Fiduciary roles often arise out of legal documents and relationships such as a trustee or executor under a Will; the parent-child relationship; spouses; and business partnerships. But did you know that a fiduciary role can arise out of an informal relationship as well? These informal relationships, or “confidential” relationships can occur by simply undertaking to act on behalf of another person. This is especially true in relationships where one person is more vulnerable due to disability, and is relying on the other person to assist, or act on their behalf.
Consider, for example, an aging parent who is starting to have failing health and memory problems. They may begin looking to their adult child to assist them with making certain life decisions or engaging in every day transactions. They may need them to start accompanying them to doctors’ appointments and be their “surrogate” when interacting with third parties concerning billing matters or scheduling. In such a situation, there is no doubt that the adult child who engages to assist this parent has become a “fiduciary”. Even an informal fiduciary such as this has legal responsibilities, and correspondingly, personal liability if they fail.

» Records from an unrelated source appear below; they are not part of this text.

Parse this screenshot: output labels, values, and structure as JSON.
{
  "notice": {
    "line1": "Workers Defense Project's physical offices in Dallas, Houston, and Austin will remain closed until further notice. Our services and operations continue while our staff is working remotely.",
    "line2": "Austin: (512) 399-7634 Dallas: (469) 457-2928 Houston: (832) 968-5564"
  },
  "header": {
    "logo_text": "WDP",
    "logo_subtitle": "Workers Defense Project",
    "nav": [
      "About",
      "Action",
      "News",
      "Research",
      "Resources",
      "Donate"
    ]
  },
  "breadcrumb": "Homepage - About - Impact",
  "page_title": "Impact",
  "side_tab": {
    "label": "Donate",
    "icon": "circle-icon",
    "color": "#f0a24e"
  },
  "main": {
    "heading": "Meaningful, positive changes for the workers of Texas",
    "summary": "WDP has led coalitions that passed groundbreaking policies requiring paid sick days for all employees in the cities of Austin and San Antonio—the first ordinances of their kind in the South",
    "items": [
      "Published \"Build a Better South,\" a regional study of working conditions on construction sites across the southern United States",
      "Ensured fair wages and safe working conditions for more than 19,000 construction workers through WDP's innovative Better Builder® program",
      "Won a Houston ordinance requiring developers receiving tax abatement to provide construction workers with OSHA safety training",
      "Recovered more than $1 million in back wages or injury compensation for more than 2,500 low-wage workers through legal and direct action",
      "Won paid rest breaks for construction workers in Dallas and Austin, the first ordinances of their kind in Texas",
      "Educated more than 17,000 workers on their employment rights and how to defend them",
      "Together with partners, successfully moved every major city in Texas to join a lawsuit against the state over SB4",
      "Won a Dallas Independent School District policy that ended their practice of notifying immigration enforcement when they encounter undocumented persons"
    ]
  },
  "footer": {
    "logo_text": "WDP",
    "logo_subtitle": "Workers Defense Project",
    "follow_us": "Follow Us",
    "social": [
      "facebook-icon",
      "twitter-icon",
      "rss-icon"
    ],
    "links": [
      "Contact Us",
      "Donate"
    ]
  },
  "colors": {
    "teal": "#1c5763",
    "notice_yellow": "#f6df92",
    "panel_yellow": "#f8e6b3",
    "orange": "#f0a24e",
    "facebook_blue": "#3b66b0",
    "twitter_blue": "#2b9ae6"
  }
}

The Legal Responsibility of a Fiduciary
In formal fiduciary relationships, the legal responsibilities of the fiduciary are clearly defined in the legal document under which they arose. For example, an agent acting under a valid Durable Power of Attorney need look no further than the signed document to know what is expected of them. The Texas statutory form even includes a two-page explanation of fiduciary duties and the liability of the agent for breach of those duties.
But what about the example of the adult child helping the disabled parent? What if the parent did not have any formal estate planning documents in place before they became ill? As it turns out, they owe similar fiduciary duties to the aging parent just as a legally appointed agent under a valid legal document. These general duties include: (1) duty of loyalty and utmost good faith; (2) duty of candor (being open and honest); (3) duty to refrain from self-dealing; (4) duty to act with integrity; (5) duty of fair, honest dealing; and (6) duty of full disclosure (being transparent in decision-making). With duties like this, the informal fiduciary may want to consider how to make the relationship more formal to insure their acts are protected.
How to Legalize an Informal Fiduciary Relationship
Informal relationships can be formalized through proper legal planning. This can include making estate planning documents such as power of attorney documents where the individual appoints a legal “agent” to act on their behalf. However, such documents are dependent on the individual having the mental capacity to understand what these documents mean. But what if the individual is disabled and has lost this capacity?
In cases where the disabled individual lacks mental capacity to create legal documents, a legal proceeding called a guardianship, may be necessary. In a guardianship, a court can appoint someone to act on behalf of the disabled individual for healthcare and residential decisions as well as financial decisions. These are one-time legal proceedings that offer the fiduciary better legal protection as they instill the guardian with full legal authority to act on behalf of the disabled individual. Guardianships are also supervised by the court, creating accountability as it concerns the fiduciary duties owed to the disabled individual.
Whether a fiduciary role has arisen out of a relationship is very fact specific. Before undertaking to act on behalf of another, it’s important to be advised as to the legal role and responsibility, and potential personal liability.